Around the same time of the meeting, control of the facility was awarded to Lombardi and Student Affairs in an attempt to ensure the facility is open to students from across the various organizations on campus, including ROTC, Club Sports, and students.

“The best thing that has been done is that the actual administration of this facility is not going to be the athletic department,” said Ohio University Sports Management professor B. David Ridpath via phone.

Ridpath is a nationally known expert on college athletics. He said that the Multipurpose Center is probably primarily intended to give the football team a place to practice. However, by branding it as a multipurpose facility and taking control out of Ohio Athletics’ hands, the facility should actually benefit all students. Ridpath said that the university had to make the facility available to all students to justify using student funds to help finance it.

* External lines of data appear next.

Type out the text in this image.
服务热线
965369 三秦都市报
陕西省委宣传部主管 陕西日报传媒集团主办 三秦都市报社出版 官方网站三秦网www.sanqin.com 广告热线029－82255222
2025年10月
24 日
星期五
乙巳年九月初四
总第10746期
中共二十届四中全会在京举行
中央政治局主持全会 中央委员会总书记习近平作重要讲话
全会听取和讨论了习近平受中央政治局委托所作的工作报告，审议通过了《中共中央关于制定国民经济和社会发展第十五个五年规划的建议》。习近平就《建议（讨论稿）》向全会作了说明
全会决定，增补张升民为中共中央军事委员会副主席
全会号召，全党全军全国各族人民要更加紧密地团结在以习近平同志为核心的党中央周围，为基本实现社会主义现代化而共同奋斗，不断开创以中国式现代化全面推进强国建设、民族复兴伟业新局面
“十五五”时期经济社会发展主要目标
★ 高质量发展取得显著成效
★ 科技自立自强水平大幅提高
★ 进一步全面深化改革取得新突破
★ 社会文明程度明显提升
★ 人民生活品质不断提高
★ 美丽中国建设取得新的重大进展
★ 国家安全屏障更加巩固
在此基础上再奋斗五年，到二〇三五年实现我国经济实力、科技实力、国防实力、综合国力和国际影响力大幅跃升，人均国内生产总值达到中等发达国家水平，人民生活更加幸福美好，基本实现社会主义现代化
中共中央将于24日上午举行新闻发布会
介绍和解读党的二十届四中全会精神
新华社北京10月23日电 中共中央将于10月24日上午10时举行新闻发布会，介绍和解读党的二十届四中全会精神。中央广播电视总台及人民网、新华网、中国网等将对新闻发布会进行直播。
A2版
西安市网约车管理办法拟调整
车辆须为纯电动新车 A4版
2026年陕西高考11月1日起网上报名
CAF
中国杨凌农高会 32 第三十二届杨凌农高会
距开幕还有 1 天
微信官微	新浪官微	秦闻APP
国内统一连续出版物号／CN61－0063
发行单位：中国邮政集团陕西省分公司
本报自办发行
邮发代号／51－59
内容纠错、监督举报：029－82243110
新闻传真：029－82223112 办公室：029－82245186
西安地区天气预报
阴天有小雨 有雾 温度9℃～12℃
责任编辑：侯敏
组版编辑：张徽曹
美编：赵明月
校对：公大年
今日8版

Mid-major schools, like Ohio, are under immense pressure to keep up with larger schools that routinely dominate the major college sports, according to Ridpath. Small schools like Ohio have long been relegated to the back burner of the national radar with their teams rarely making a national television appearance. In 2010 the Ohio Bobcats got a taste of national exposure when the men’s basketball team, led by freshman point guard D.J. Cooper, knocked off Georgetown in the opening round of the NCAA Tournament. The ‘Cats followed up that run two years later making it all the way to the Sweet 16 and capturing the nation’s attention in the process.

Three months before the basketball team’s Sweet 16 run, Solich’s hard work building the Ohio football program paid off with the school’s first ever bowl victory. The Bobcats won their second bowl game in 2012 and suddenly Ohio was looking like a growing athletic brand. The athletic department, headed by Schaus, felt the facility would be key to continuing the programs recent successes. He said just the promise of having the facility was undoubtedly having an impact of football recruiting, according to an article by WOUB in 2012.

Nearly 10 years after Solich first remarked that Ohio’s athletic facilities needed improvement and in the midst of a growing athletic program, Ridpath is cautious about the potential benefits of the Multipurpose Center. He admits it’s a valuable asset to the athletic department, especially to the university’s indoor track team, but wonders at what cost.

Ridpath said Ohio’s athletic department continually ranks in the top-20 in terms of most subsidized athletic departments in the nation, relying heavily on student fees. He sees Ohio’s attempt to keep up in the college athletics “arms-race” as having a potentially negative impact on the university as a whole.

“It’s kind of like a shot of a powerful drug,” said Ridpath. “You get it and it’s like, ‘Wow this is awesome. Good things are happening and I want to do more,’ and unfortunately we’re really kind of addicted to that high and we think if we pump more money into [athletics] something magical is going to happen.

“Largely it doesn’t and in fact you fall further and further behind money-wise,” he continued. “We’re going to continue to tax students, certainly at schools [at the] mid-major level, because student fee subsidies to athletics are rising at such an alarming rate.”

Finally, Solich is starting to see the upgrades to facilities he wanted. The locker rooms have been remodeled at Peden, the turf at the stadium is being replaced, and the coach is getting an indoor practice facility – with the controversial help of student subsidies. Later this summer construction on the Multipurpose Center is set to finally begin after years of overcoming obstacles including the national recession. If everything goes according to plan it will be open for use by Janurary 2014, but that won’t mark the end of obstacles the facility will face. The debate over using student fees to help build and maintain it will continue in the years ahead. Continued athletic success is the ultimate goal, but only time will tell if the Multipurpose Center will be key to that or a misguided attempt at keeping up in the college athletics arms race.